Ольге ждать писем было не от кого. Никто ведь не знал, где она теперь обитает. Да и деревня ее родная еще под немцем. Оказалось, что большинство писем получать некому. Председатель откладывал их в отдельную стопочку. Кто знает, может найдется адресат позже, пусть лежат и ждут свое время.
Вдруг Ольга услышала свою фамилию. Она сперва даже не поняла, что письмо ей адресовано. Ульяна, соседка, что стояла рядом, толкнула ее в бок.
- Чего стоишь, не слышишь что ли тебя называют.
Ольга вздрогнула. Ну не должно быть письма для нее. Ошибка какая то. Она медленно продвигалась вперед, взяла протянутый ей треугольник, прижала к груди. Неужели это Николай разыскал ее. В полутемном здании она не стала разглядывать, а тем более раскрывать письмо. Дома, одна, прочитает она не торопясь.
Письма закончились, люди стали расходиться. Ольга тоже поспешила домой. Даже не подошла к Марье, чтоб поговорить с ней. Давненько уж они не виделись. Последний раз, когда они с Нюрой были, девочка говорить понемногу начинала. Только робко очень, нерешительно. Словно все еще боялась чего то.

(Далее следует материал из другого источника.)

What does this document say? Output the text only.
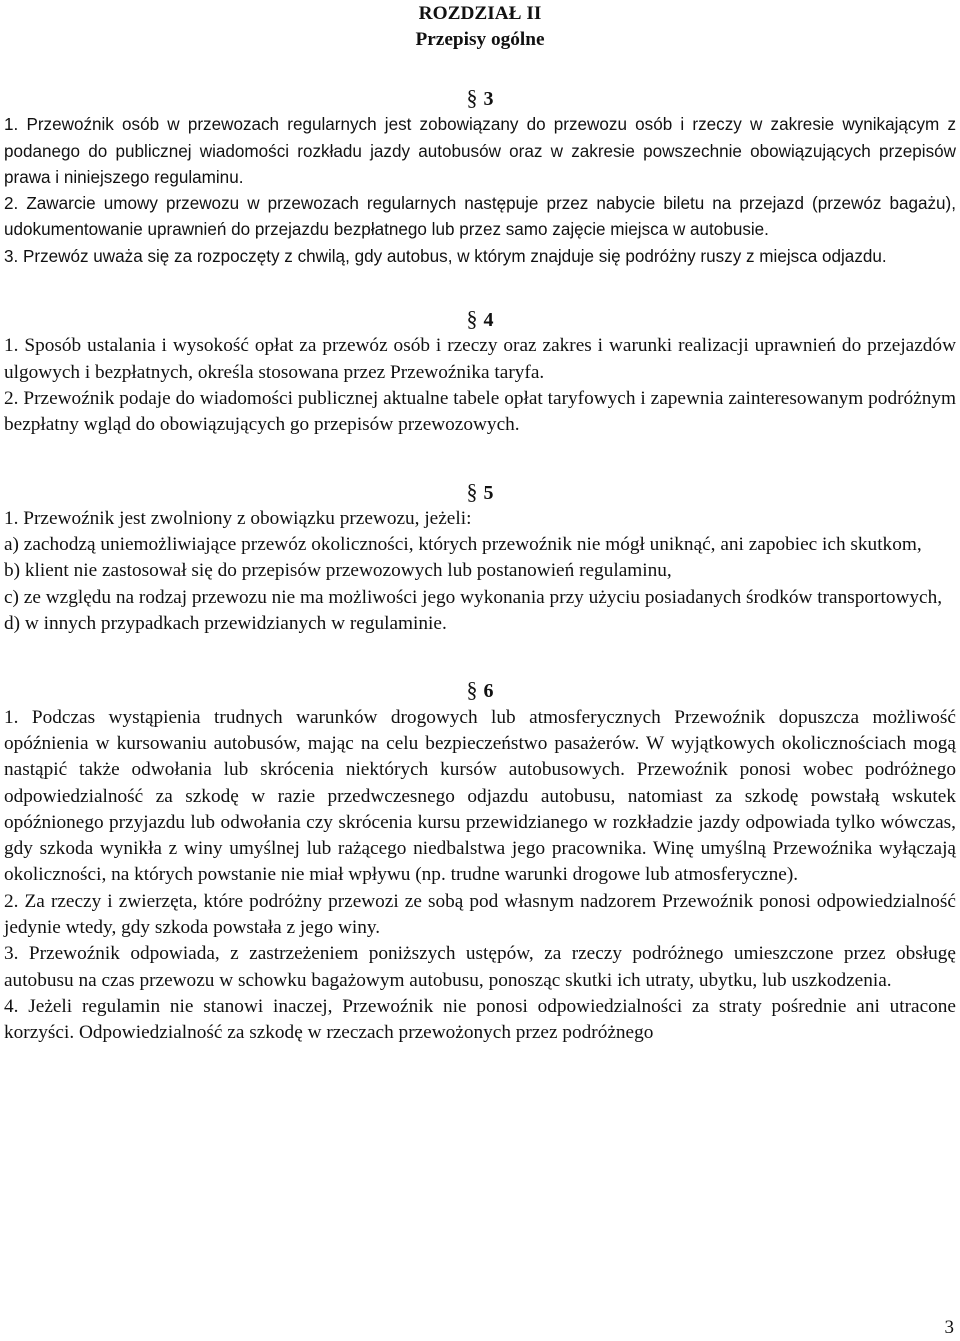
ROZDZIAŁ II
Przepisy ogólne
§ 3

1. Przewoźnik osób w przewozach regularnych jest zobowiązany do przewozu osób i rzeczy w zakresie wynikającym z podanego do publicznej wiadomości rozkładu jazdy autobusów oraz w zakresie powszechnie obowiązujących przepisów prawa i niniejszego regulaminu.

2. Zawarcie umowy przewozu w przewozach regularnych następuje przez nabycie biletu na przejazd (przewóz bagażu), udokumentowanie uprawnień do przejazdu bezpłatnego lub przez samo zajęcie miejsca w autobusie.

3. Przewóz uważa się za rozpoczęty z chwilą, gdy autobus, w którym znajduje się podróżny ruszy z miejsca odjazdu.

§ 4

1. Sposób ustalania i wysokość opłat za przewóz osób i rzeczy oraz zakres i warunki realizacji uprawnień do przejazdów ulgowych i bezpłatnych, określa stosowana przez Przewoźnika taryfa.

2. Przewoźnik podaje do wiadomości publicznej aktualne tabele opłat taryfowych i zapewnia zainteresowanym podróżnym bezpłatny wgląd do obowiązujących go przepisów przewozowych.

§ 5

1. Przewoźnik jest zwolniony z obowiązku przewozu, jeżeli:

a) zachodzą uniemożliwiające przewóz okoliczności, których przewoźnik nie mógł uniknąć, ani zapobiec ich skutkom,

b) klient nie zastosował się do przepisów przewozowych lub postanowień regulaminu,

c) ze względu na rodzaj przewozu nie ma możliwości jego wykonania przy użyciu posiadanych środków transportowych,

d) w innych przypadkach przewidzianych w regulaminie.

§ 6

1. Podczas wystąpienia trudnych warunków drogowych lub atmosferycznych Przewoźnik dopuszcza możliwość opóźnienia w kursowaniu autobusów, mając na celu bezpieczeństwo pasażerów. W wyjątkowych okolicznościach mogą nastąpić także odwołania lub skrócenia niektórych kursów autobusowych. Przewoźnik ponosi wobec podróżnego odpowiedzialność za szkodę w razie przedwczesnego odjazdu autobusu, natomiast za szkodę powstałą wskutek opóźnionego przyjazdu lub odwołania czy skrócenia kursu przewidzianego w rozkładzie jazdy odpowiada tylko wówczas, gdy szkoda wynikła z winy umyślnej lub rażącego niedbalstwa jego pracownika. Winę umyślną Przewoźnika wyłączają okoliczności, na których powstanie nie miał wpływu (np. trudne warunki drogowe lub atmosferyczne).

2. Za rzeczy i zwierzęta, które podróżny przewozi ze sobą pod własnym nadzorem Przewoźnik ponosi odpowiedzialność jedynie wtedy, gdy szkoda powstała z jego winy.

3. Przewoźnik odpowiada, z zastrzeżeniem poniższych ustępów, za rzeczy podróżnego umieszczone przez obsługę autobusu na czas przewozu w schowku bagażowym autobusu, ponosząc skutki ich utraty, ubytku, lub uszkodzenia.

4. Jeżeli regulamin nie stanowi inaczej, Przewoźnik nie ponosi odpowiedzialności za straty pośrednie ani utracone korzyści. Odpowiedzialność za szkodę w rzeczach przewożonych przez podróżnego

3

Дома Ольга быстрее скинула с себя фуфайку, размотала платок. Она присела к столу, подвинула поближе банку с лучинкой. В тусклом свете колеблющегося огонька принялась читать. Конечно же письмо было не от Николая, не от отца и не от брата. Откуда они могли узнать, где живет Ольга.
К удивлению Ольги, письмо оказалось от Василия. Она сразу вспомнила, как спрашивал тот у нее адрес, фамилию. В суматохе прошедшего времени она просто забыла об этом. Да и подумать не могла, что он напишет ей.
Василий писал, что словно кто то хранил его, когда он пробирался к своим. Ведь любая встреча хотя бы с одним немцем или полицаем оказалась бы для него роковой. Три дня пробирался он по краю болота к своим. Шел по ночам, а днем хоронился, где мог.
На маленьком листочке бумаги он не описывал всех подробностей. Написал только, что лечился в госпитале. И врачи удивлялись, как он с такими переломами столько прошел. После госпиталя вернулся в свой полк. Друзья и не чаяли его видеть живым. Жалел, что нет с ним его верного друга-самолета, с которым прошел с самого начала войны.
В конце приписал, что половину своего денежного довольствия он будет отправлять ей. Ему и оставшегося будет лишнего, а Ольге с детьми деньги пригодятся.
Ольга гладила рукой листочек бумаги и слезы ее капали на стол. Нет, она по прежнему любила своего Николая и даже в мыслях не держала, чтоб остаться с Василием. Тем более, что дитя, которого она носит под сердцем не от него, а от фашиста. И ей как то надо смириться с этим и полюбить невинного ребенка. А Василию она ничего не напишет о ребенке. Он то про немца ничего не знает. Так и подумает, что от него. И тогда ей придется все рассказать. А Серафима строго ей наказала, чтоб не говорила никому .Да Ольга и сама понимала, как тяжко будет жить малышу после войны узнай кто то правду о его рождении.